E’ stato, con 144 presenze in gialloblù dal 2000 al 2004 tra Serie A, B e C, uno dei protagonisti della Longobarda capace di fare il doppio salto di categoria e di conquistare la salvezza nella massima serie con Gianni De Biasi in panchina. A Jacopo Balestri, intervistato dalla nostra redazione, abbiamo chiesto un commento sul mercato del Modena e sulla stagione che attende i canarini. Di seguito, le sue parole:
MERCATO – “Caldara, Pedro Mendes e Botteghin sono tre acquisti molto importanti. Per quanto riguarda Caldara, bisognerà valutare la tenuta fisica perchè negli ultimi anni è stato molto sfortunato e ha avuto poche possibilità di esprimere quello che è un valore molto importante. Mi auguro che quest’anno a Modena possa avere la possibilità di trovare lo spazio e la condizione giusta. Pedro Mendes è un acquisto importante: è un attaccante che ha dimostrato di saper segnare, di avere fisicità e di fare reparto da solo. E’ un calciatore che permette anche al tecnico di muoversi in varie direzioni, può essere impiegato come unica punta ma anche giocare al fianco di un altro attaccante. Botteghin è un altro giocatore che ha qualità e che ha dimostrato di conoscere molto bene la categoria e di saperla interpretare alla grande”.
SOCIETÀ E ALLENATORE – “La società, con gli acquisti fatti finora, ha dimostrato di voler fare le cose in maniera importante. Sono contento per la promozione di Catellani a direttore sportivo: è un ragazzo che ha voglia e che sicuramente deve fare esperienza, ma che ha le basi per poter lavorare bene. Bisoli conosce molto bene la Serie B e ha dimostrato di avere varie sfaccettature nel modo di allenare la squadra e di metterla in campo e di saper lottare per obiettivi diversi, dalla salvezza ai playoff e alle promozioni.
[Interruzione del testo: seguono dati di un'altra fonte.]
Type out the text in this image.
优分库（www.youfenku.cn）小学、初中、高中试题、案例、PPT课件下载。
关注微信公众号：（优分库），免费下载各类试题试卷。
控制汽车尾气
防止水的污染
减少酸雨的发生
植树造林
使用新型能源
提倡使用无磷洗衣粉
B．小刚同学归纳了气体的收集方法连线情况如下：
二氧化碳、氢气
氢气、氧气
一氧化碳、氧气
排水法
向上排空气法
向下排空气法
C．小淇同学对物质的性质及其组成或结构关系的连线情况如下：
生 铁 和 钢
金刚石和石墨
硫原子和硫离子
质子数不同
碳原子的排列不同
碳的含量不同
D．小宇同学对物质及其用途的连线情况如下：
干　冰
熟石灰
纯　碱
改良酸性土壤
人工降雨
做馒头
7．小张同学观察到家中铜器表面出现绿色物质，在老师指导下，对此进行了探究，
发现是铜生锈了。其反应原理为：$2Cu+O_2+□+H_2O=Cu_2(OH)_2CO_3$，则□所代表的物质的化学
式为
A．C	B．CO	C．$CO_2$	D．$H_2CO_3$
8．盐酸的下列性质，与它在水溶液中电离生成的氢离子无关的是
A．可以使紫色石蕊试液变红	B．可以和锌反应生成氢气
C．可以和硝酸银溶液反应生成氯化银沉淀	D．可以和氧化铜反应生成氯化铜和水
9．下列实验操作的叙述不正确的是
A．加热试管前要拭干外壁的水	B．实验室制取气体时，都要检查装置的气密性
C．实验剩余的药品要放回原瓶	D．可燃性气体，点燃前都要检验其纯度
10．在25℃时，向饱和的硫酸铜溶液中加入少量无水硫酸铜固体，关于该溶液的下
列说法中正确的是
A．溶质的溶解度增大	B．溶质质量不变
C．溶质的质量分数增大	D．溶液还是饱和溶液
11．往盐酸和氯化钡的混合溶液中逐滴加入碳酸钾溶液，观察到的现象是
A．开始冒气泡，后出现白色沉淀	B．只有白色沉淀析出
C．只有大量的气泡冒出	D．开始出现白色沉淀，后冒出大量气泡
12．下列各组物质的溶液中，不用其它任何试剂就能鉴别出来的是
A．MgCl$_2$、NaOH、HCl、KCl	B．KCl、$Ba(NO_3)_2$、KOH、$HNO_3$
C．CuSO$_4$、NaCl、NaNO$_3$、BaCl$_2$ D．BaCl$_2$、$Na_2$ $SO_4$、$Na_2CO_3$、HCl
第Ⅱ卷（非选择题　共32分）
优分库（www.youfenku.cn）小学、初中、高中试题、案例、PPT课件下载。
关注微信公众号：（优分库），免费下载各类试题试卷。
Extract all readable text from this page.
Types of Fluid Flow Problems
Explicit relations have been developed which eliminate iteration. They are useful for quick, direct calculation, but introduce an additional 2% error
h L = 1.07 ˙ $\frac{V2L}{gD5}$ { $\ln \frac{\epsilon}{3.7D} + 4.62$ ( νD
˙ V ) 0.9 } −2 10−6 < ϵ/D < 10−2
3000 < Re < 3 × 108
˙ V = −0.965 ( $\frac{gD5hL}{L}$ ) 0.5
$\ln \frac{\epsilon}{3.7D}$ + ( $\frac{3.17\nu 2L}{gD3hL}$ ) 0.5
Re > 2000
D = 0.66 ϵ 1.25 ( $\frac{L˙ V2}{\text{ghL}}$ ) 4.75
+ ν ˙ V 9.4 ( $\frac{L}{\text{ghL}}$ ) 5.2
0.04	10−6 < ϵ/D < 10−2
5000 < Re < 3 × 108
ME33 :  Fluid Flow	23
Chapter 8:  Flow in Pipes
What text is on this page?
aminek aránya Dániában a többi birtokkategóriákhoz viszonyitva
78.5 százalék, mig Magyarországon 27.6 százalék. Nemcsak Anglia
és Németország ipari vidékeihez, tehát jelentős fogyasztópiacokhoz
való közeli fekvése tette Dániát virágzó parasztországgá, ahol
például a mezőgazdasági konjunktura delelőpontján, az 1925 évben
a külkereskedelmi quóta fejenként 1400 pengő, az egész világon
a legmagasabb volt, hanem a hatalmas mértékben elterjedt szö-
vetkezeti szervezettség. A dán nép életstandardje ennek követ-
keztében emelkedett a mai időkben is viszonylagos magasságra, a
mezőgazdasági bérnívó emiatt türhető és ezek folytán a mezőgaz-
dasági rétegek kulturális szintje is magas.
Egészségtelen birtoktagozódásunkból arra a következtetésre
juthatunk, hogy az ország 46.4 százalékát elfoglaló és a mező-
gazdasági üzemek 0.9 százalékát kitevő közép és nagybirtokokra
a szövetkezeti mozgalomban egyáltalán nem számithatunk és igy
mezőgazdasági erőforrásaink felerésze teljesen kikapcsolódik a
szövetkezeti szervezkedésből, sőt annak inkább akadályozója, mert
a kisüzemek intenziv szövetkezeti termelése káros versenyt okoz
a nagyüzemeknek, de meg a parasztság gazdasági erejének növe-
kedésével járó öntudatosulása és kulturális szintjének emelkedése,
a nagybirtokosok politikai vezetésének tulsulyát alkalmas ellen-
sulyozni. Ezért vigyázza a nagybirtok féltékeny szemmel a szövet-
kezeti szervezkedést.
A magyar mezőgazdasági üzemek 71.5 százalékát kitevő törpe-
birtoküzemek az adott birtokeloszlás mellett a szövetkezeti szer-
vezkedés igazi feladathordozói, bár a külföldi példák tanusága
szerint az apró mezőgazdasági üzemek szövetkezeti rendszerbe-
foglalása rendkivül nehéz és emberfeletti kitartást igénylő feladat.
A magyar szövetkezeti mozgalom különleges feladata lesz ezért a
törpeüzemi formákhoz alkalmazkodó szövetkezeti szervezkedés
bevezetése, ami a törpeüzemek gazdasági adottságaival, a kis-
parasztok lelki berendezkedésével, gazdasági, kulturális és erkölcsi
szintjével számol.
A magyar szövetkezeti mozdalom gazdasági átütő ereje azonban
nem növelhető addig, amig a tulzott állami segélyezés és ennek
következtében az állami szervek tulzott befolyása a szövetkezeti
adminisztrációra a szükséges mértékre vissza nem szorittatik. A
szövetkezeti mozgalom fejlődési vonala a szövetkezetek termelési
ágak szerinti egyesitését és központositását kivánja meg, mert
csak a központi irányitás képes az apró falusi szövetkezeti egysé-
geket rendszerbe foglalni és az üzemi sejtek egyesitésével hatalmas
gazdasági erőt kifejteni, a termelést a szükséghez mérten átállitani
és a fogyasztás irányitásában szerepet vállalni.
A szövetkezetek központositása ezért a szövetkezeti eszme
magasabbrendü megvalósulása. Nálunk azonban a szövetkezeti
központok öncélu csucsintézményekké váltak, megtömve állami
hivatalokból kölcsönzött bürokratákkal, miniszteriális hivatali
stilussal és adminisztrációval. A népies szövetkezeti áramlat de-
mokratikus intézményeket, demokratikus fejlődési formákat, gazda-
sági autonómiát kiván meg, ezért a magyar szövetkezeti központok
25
E’ un allenatore molto duttile, che sa tirare fuori il meglio dalla squadra: sicuramente per il Modena è un valore aggiunto”.
PROSSIMA STAGIONE – “L’anno scorso il Modena ha fatto un campionato in cui era partito molto bene e poi ha avuto un calo, in generale ci sono stati nel corso della stagione un po’ di alti e bassi. L’obiettivo principale per la stagione che sta per iniziare potrebbe essere quello di dare un po’ di continuità ai risultati per cercare di stabilizzarsi e non allontanarsi dalla zona playoff. Credo che sia un obiettivo che la piazza di Modena e la squadra si possano permettere”.
ESPERIENZA A MODENA DA GIOCATORE – “Gli anni in maglia gialloblù sono stati meravigliosi, sono molto legato a Modena perchè è una piazza che mi ha sempre dato tantissimo. Io ho sempre cercato di ripagare l’affetto e la fiducia che mi sono state concesse dai tifosi canarini, dalla società e dalla città. Per me quando si parla di Modena è sempre un qualcosa di forte, quando ho la possibilità di farlo torno sempre volentieri perchè è sempre bello avere l’occasione di rivivere certe situazioni che rimangono sempre indelebili. Sono cose che non mi potrò mai scordare, quel gruppo ha instaurato un legame veramente particolare con la piazza e questo è stato ciò che ha portato a dei risultati inaspettati, di cui siamo orgogliosi”.